The Experimental ITER Nuclear Fusion Reactor: A Titanic and Energy-intensive Project (1/3)

by Celia Izoard, Reporterre, June 16, 2021

Le futur réacteur nucléaire Iter : un projet titanesque et énergivore

Translated by Dennis Riches

The original publication cites many links to French language sources. These have been removed in the English translation.

First of a three-part series: ITER, the Reality Behind the Promises of Nuclear Fusion

Part 2: Behind the ITER project, mountains of toxic metals and radioactive waste

Part 3: The Abyss at ITER Fails to Discourage Other Nuclear Fusion Projects

The experimental ITER nuclear fusion reactor, in the Bouches-du-Rhône, France, will consume as much energy as it produces. This huge project has also become much more expensive than expected: 44 billion euros.

ITER, the future international fusion reactor, is intended to be the showcase of nuclear fusion, whose qualities, according to its promoters, surpass those of fission, in use in conventional power plants. This investigation goes into the heart of an excessively costly project which will have disastrous health and environmental consequences.

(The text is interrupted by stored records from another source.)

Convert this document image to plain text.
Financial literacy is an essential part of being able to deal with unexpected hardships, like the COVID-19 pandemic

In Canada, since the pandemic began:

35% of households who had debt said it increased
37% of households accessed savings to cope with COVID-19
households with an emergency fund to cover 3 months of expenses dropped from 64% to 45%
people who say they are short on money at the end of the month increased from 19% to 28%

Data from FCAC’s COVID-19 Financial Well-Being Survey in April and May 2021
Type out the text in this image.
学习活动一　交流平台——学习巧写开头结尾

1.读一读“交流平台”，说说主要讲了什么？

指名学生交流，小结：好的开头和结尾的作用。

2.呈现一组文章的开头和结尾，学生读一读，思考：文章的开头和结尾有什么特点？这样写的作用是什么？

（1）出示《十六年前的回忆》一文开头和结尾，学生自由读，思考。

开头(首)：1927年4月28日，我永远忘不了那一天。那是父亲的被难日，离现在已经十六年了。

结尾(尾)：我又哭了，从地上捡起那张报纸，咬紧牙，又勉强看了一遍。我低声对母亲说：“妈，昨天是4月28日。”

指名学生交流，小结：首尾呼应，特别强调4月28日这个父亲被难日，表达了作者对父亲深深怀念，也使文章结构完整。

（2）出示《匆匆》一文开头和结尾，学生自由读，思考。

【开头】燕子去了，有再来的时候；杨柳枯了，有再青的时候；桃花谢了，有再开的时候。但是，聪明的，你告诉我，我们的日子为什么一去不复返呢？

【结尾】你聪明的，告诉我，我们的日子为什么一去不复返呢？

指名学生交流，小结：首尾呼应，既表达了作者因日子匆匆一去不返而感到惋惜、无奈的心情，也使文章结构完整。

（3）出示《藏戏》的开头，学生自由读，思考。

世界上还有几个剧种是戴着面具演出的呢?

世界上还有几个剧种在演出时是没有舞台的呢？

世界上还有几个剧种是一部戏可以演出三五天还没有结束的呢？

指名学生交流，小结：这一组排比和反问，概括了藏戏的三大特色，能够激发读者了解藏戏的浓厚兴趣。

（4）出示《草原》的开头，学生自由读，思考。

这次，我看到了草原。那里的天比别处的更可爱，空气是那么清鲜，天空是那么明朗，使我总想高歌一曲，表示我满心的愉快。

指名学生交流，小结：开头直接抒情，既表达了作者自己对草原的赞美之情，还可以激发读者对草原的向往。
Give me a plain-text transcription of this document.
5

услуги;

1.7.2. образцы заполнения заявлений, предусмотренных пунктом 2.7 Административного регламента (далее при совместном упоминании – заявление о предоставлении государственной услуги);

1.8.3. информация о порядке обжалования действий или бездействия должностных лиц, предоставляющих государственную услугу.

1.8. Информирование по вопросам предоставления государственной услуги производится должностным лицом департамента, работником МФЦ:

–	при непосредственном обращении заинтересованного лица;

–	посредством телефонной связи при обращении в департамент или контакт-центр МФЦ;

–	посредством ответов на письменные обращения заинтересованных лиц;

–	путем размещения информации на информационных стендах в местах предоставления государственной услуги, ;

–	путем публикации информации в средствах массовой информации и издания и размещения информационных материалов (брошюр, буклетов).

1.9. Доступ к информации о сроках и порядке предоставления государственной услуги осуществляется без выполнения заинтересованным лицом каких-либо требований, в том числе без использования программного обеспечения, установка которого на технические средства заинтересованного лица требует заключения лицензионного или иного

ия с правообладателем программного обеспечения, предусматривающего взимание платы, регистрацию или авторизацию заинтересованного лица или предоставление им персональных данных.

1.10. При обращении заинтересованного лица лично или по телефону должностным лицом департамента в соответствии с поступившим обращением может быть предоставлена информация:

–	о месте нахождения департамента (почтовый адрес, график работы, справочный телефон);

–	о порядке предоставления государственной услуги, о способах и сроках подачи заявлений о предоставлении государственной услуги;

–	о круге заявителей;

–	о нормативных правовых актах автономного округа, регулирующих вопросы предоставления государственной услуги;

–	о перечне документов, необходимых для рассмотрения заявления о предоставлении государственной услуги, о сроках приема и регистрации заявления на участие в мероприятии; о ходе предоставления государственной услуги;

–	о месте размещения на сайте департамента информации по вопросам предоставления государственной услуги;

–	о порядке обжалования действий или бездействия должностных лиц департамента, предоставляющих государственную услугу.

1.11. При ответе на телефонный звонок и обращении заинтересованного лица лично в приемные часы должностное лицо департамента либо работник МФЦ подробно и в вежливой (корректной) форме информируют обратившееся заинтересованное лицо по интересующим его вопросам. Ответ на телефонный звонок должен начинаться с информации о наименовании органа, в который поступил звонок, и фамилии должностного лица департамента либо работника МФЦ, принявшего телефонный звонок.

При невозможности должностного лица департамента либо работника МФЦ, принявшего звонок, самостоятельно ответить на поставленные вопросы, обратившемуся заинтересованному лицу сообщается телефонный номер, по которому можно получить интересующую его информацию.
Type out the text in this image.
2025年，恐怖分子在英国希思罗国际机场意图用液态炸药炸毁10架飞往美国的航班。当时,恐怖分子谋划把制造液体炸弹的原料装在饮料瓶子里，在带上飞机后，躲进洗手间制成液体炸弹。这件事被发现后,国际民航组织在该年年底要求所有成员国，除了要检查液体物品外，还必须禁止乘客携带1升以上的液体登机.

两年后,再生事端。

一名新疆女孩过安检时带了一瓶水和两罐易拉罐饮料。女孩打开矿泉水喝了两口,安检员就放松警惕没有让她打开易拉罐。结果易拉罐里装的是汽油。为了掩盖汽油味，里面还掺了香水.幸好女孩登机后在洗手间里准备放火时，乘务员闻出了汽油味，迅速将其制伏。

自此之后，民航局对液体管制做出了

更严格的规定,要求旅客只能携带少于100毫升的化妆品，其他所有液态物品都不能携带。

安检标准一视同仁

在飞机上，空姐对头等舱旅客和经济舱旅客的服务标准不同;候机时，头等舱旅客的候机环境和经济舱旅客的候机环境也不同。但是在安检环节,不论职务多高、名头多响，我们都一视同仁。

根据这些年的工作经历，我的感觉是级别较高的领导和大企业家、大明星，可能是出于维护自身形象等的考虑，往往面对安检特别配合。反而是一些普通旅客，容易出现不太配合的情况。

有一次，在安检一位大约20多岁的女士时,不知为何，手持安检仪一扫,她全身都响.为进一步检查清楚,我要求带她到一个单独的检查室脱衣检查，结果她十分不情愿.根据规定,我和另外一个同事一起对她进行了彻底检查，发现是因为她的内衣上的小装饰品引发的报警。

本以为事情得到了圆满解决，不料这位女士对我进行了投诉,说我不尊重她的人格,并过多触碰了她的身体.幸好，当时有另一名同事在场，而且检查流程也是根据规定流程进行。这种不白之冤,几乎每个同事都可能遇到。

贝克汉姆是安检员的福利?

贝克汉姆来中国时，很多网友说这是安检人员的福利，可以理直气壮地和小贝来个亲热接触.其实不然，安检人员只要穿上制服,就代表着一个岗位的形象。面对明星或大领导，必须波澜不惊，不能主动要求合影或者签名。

In Cadarache, in the Bouches-du-Rhône, several thousand people are working on one of the largest construction sites in the world. The complex we enter with our guide, which will house the future ITER nuclear fusion reactor (International Thermonuclear Experimental Reactor), weighs 440,000 tons, or more than forty Eiffel Towers. Men in construction helmets—red helmets for the chiefs, white helmets for the workers,” explains the guide—all equally tiny in this space, contemplate a colossal metal piece of 440 tons. It was shipped from China by boat, transported from Fos-sur-Mer on a barge specially built on the Étang de Berre, then transported by night convoy on 104 kilometers of fortified road aboard a giant truck with 352 wheels.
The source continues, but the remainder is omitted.